From the Preacher’s Pen…

RacineBuildingWe’ve all come across people that live by the old saying, “My mind is made up! Don’t confuse me with the facts!” And one of the places many seem most willing to show that attitude is when it comes to the subject of being judgmental.

It seems like the verse of Scripture that most people have memorized (especially those of the world, but sadly it’s often true of Christians, too!) is “judge not”! What a great excuse for getting out of all responsibility! Just put the blame firmly on anyone who says anything you don’t like.

Reality is different, of course. “Judge with righteous judgment” is also a direct command from God so the “judge not” must be placed into context lest we erroneously apply it willy-nilly to everything!

A similar misapplication of Scripture occurs when we claim, “Well, you can’t be like that” with the meaning of “You are not Jesus so you can’t do anything that I dislike!” Those who misapply, misstate and otherwise pervert God’s word are NOT just good people exercising their right to their own opinion. By God’s own definition they are false teachers that must be refuted.

A few years back a brother in Christ wrote a great little reminder for us:

When Jesus was Judgmental

Many people find it convenient to oppose those who are judgmental. The word “judgmental” certainly has negative connotations. However, let’s consider what it really means. Being judgmental is declaring a thought, idea, doctrine or teaching to be truth. This position declares many other teachings or ideas to be untruths or definitely wrong or false.

Jesus was not afraid to be judgmental when truth needed to be declared or supported. His example shows us we must also be willing to be judgmental where truth is concerned.

When Jesus talked with the Samaritan woman at Jacob’s Well (John 4:1-42), she raised the question of the proper place to worship. She believed that it was acceptable to worship on Mt. Gerizim, whereas the Jews worshiped in Jerusalem.

Jesus solved the problem by saying, “You Samaritans worship what you do not know; we worship what we do know; for salvation is from the Jews” (John 4:22). The Jews were correct to worship in Jerusalem, whereas the Samaritans were incorrectly still worshiping on Mt. Gerizim.
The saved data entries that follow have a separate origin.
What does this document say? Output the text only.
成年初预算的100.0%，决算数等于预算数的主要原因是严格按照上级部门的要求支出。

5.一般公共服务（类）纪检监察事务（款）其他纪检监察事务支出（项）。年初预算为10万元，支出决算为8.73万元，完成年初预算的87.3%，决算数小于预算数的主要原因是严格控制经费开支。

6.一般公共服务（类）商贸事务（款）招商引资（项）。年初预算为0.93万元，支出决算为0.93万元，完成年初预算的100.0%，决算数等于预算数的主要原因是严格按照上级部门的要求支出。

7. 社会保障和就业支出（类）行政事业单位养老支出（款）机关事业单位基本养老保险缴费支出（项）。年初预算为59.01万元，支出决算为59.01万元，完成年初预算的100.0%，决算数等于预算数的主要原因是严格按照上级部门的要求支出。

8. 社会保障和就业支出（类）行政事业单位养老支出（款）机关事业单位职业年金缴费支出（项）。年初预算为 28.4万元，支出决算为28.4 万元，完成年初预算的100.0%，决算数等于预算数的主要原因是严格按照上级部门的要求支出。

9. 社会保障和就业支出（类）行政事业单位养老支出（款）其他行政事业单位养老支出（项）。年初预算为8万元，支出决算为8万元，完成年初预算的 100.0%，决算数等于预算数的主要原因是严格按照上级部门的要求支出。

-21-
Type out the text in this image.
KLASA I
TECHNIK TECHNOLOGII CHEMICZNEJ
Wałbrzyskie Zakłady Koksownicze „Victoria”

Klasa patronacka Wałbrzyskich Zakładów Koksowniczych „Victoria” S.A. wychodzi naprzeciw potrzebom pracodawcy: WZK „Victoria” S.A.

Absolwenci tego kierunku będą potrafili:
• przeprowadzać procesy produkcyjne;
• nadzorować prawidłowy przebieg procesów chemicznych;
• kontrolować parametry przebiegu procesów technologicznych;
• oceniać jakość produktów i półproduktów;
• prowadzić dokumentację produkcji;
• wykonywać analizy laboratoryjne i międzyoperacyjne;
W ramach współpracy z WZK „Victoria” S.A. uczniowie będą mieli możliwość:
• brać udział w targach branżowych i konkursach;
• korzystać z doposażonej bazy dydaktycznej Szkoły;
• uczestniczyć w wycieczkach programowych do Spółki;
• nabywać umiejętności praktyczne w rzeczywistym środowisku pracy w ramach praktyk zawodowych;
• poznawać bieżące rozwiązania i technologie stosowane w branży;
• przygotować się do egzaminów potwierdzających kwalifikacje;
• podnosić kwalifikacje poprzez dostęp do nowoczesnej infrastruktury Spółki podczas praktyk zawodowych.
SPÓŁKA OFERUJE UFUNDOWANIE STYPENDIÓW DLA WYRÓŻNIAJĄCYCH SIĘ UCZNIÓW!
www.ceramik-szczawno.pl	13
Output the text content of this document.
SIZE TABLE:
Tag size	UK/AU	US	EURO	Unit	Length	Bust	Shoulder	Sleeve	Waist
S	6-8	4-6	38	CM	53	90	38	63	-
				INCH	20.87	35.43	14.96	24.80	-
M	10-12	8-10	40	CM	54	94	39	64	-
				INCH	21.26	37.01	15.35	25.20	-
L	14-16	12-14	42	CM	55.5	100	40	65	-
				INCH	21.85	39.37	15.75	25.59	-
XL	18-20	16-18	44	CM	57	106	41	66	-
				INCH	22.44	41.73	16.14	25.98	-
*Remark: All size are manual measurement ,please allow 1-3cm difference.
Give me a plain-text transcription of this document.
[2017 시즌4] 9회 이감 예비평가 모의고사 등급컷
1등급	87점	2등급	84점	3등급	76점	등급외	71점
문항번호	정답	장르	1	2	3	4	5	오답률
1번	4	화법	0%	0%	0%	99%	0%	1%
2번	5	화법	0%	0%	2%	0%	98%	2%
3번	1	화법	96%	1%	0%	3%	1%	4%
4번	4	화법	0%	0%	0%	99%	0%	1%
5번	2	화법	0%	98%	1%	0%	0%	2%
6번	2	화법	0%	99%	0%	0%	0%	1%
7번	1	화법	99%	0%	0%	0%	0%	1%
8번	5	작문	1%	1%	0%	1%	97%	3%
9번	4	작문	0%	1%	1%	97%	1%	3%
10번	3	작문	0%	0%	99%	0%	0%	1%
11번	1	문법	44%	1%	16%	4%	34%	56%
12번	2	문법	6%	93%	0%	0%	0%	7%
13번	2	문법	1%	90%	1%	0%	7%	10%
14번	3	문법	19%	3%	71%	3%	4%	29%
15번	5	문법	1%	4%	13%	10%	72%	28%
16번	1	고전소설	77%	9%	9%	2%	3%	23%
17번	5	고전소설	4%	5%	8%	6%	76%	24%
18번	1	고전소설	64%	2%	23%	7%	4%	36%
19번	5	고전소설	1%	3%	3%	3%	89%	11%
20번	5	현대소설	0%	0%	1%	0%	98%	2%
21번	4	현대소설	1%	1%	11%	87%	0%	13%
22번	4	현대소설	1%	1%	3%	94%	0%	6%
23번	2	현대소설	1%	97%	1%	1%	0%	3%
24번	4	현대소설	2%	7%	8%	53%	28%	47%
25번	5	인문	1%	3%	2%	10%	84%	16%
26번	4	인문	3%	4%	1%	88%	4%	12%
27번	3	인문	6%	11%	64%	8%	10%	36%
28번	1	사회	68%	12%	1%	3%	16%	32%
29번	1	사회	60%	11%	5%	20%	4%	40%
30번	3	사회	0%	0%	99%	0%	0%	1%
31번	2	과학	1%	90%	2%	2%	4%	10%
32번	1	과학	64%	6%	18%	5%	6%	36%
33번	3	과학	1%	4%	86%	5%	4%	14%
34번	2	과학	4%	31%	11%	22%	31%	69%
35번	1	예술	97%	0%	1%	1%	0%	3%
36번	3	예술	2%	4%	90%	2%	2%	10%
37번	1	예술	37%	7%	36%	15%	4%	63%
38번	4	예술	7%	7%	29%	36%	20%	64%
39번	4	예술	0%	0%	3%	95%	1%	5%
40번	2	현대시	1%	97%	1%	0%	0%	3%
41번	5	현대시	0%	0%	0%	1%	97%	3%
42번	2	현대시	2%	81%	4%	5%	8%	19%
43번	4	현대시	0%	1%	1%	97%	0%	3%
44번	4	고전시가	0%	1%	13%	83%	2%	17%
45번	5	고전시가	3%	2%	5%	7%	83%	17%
The Sadducees questioned Jesus regarding the resurrection. They believed there is no resurrection after death (Matthew 22:23). Jesus quickly corrected their false belief by referring to Abraham, Isaac and Jacob. He stated that God is the God of the living, not of the dead. He prefaced His statements by saying, “You are in error because you do not know the Scriptures or the power of God” (v. 29).

When the Pharisee named Nicodemus approached Jesus, he declared Jesus to be a teacher from God. He said this with reference to the miraculous signs Jesus was doing (John 3:1-21). Jesus quietly changed the subject. He did not criticize Nicodemus. Jesus stated a truth that called for a specific action. The action demanded by Jesus was that for one to enter the kingdom, he had to be born of the water and the Spirit (v. 5). This was a judgmental statement by Jesus, as He used the word “unless” when stating one must be born again (v. 3).

Jesus was judgmental when He talked with the Pharisees and teachers of the Law. They broached the subject of breaking the tradition of the elders (Mark 7). Jesus referred to Isaiah, declaring that the Pharisees made their worship vain by letting go of the commands of God. As a result, they were holding on to the traditions of men. Was there any way these Pharisees could misunderstand Jesus’ judgment regarding their question?

When God’s Word states a truth, one must accept that truth because it is from God. Declaring it to be God’s truth makes one judgmental, but Jesus was judgmental when the need arose.

We are on a sure foundation when we agree with God’s stated truths, even if others oppose us, calling us “judgmental.”

Windle Kee, Gospel Advocate, June 2008, reprinted by permission

Take note of our brother’s final comment. “We are on a sure foundation when we agree with God’s stated truths, even if others oppose us, calling us ‘judgmental.’”

Many criticize the Lord’s people for being too judgmental. If you examine the Scripture you will learn that usually the problem is exactly the opposite! God’s people are most often far too lenient and willing to accept error rather than stand for the truth.

May God give us the courage to always faithfully stand for the truth. And whatever you do, don’t listen to those who half teach Scripture to further their own traditions, ideas and teachings.